For IMEA CPO readers, this has direct implications. Post-amputation pain should be included in every stage of amputee care:

  • Pre-amputation counselling where possible
  • Early pain screening before and after surgery
  • Residual limb assessment before prosthetic fitting
  • Socket comfort and alignment review
  • Patient education on phantom limb pain
  • Access to physiotherapy and psychological support
  • Clear referral pathways to pain specialists
  • Long-term follow-up after prosthetic delivery

The UCT workshop should also encourage prosthetic and orthotic education programmes across the IMEA region to place greater emphasis on pain science, psychosocial care and interdisciplinary rehabilitation. Prosthetists and orthotists are often among the clinicians who see amputees most regularly after discharge. They are therefore well placed to identify pain-related barriers, educate patients and refer them for specialist support.

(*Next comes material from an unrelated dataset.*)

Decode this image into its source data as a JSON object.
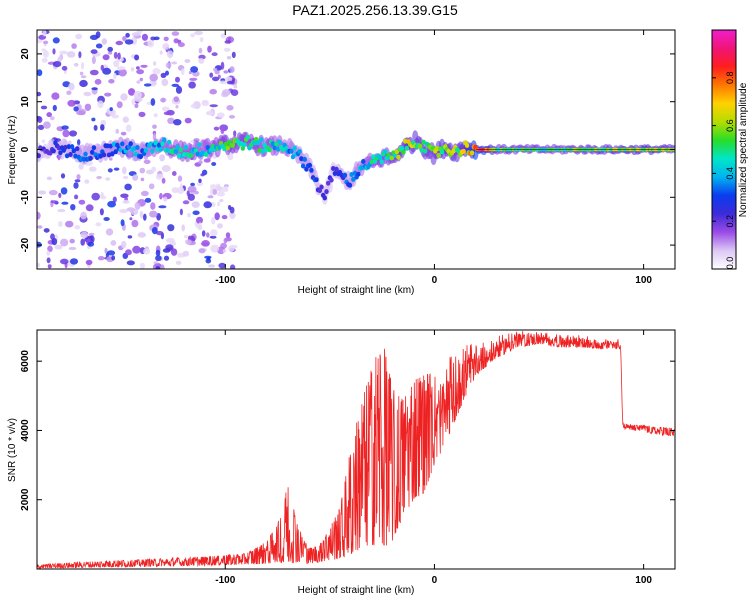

The article is a reminder that successful amputee rehabilitation cannot be measured only by whether a limb has been fitted. True recovery depends on comfort, confidence, mobility, social participation and the patient’s ability to re-enter daily life. Pain can disrupt all of these outcomes.

South Africa’s work on phantom limb pain is therefore important beyond its national borders. For countries across Africa, the Middle East and South Asia, the message is clear: as diabetes, trauma and vascular disease increase the number of amputees, rehabilitation systems must also prepare for the long-term pain burden that follows. Post-amputation pain is not a niche clinical issue. It is a core part of amputee care and should be treated as such.